Education in this small community has grown by leaps
and bounds from its humble beginnings in Aughnagun, Ballydulaney, Croan
and Mayo - where children and teachers huddled round a cold, dark
thatched cabin - to the magnificent school we have today.
A curate of Clonallon Parish had lived in the
Mayobridge area since 1859. This was the year when work began on
building the present St. Patrick's Church. The curates originally lived
in accommodation located on the main Newry to Hilltown Road. A new
presbytery was, in due course, erected on a site opposite the church.

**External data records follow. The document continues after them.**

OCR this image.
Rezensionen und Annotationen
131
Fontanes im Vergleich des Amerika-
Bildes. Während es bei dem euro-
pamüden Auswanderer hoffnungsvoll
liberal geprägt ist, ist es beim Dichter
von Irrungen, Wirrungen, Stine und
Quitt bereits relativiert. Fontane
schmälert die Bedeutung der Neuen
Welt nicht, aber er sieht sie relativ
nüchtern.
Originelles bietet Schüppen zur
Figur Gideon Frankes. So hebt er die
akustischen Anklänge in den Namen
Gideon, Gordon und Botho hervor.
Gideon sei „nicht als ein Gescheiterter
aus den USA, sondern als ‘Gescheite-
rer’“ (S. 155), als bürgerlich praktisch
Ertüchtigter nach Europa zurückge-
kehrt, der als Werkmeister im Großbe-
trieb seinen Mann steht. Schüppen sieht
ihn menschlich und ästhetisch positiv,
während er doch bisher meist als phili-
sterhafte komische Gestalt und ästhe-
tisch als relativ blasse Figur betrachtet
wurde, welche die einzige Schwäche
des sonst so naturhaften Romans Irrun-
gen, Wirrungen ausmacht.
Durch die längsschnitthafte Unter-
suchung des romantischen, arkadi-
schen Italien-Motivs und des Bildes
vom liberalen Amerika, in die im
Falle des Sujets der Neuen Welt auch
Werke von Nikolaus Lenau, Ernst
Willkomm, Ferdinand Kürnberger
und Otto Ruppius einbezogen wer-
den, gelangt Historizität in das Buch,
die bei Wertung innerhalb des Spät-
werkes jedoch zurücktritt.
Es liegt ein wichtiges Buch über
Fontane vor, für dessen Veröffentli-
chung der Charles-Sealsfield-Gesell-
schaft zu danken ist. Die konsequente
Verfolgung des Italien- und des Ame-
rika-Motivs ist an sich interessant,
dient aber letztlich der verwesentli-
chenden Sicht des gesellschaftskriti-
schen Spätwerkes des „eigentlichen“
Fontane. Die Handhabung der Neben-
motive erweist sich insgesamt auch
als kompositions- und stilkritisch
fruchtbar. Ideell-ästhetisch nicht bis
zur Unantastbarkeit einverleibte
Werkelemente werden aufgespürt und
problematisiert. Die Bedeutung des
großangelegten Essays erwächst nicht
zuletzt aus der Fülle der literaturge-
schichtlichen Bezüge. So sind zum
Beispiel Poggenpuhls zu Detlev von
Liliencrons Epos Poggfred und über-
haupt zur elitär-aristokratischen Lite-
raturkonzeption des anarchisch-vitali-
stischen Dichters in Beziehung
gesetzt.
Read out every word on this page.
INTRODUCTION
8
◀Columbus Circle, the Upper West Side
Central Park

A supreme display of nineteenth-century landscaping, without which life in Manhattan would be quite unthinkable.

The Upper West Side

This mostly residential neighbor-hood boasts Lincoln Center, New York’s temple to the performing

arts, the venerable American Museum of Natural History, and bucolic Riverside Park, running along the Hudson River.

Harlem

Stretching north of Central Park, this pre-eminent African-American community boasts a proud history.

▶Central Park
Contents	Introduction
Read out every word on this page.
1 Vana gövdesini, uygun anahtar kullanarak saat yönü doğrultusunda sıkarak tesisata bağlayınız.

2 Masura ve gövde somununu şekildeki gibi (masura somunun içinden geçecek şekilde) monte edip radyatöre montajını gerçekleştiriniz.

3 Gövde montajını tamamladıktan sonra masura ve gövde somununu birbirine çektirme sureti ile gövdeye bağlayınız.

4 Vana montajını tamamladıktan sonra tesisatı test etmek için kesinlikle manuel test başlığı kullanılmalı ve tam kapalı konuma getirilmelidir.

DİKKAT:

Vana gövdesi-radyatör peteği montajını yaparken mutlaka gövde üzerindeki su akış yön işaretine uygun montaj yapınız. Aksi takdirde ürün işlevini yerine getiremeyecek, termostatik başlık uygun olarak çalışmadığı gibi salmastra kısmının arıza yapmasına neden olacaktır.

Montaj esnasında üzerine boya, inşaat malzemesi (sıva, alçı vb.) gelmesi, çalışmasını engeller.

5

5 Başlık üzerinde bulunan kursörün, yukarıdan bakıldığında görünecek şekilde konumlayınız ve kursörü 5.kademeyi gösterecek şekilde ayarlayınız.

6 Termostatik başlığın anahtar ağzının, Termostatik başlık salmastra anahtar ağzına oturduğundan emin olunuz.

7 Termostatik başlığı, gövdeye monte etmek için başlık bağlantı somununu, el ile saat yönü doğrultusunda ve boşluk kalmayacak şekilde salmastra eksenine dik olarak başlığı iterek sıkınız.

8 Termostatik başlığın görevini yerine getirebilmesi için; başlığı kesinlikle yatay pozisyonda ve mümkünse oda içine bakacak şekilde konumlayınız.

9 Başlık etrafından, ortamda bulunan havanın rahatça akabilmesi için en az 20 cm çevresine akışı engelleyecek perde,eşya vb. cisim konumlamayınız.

This property was completed in 1885 and was first occupied by Fr. Edward
MacCartan C.C. The need for a replacement of it was addressed shortly
after the erection of the new Mayobridge Parish. A new bungalow was
contructed soon afterwards and Fr. Tom McConville became its first
occupant, in July 1985.
Fr. McConville continued as Parish Priest until the
summer of 2000. He retired, at that point, after eighteen years of
dedicated service to the Mayobridge people. The highly respected pastor
has continued to serve, in his retirement, in the neighbouring parish of
Drumgath. Fr. John Joseph Cunningham succeeded as Parish Priest in July
2000. Fr. Cunningham, a native of Kilcoo, was ordained in 1972. He
served on the staff of St. Colman's College in the years following his
Ordination and later spent several years as a popular curate in
Warrenpoint and in Drumaness. Fr. Cunningham has led, since coming to
Mayobridge, a refurbishment of the sanctuary and interior of St.
Patrick's Church. The project was undertaken, following a fire, between
March and June 2003.
Mayobridge has a proud record in
Catholic Primary Education. St. Patrick's Primary School
continues to thrive, at the heart of the parish.
This grotto, in honour of Our Lady of
Lourdes, was constructed by the parishioners of
Mayobridge to commemorate the Marian Year, 1987.
The striking interior of Mayobridge
Church. The sanctuary was renovated in 2003, The altar
tableau originally belonged to St. Mary's Church, Burren
and was brought to Mayobridge c.1940.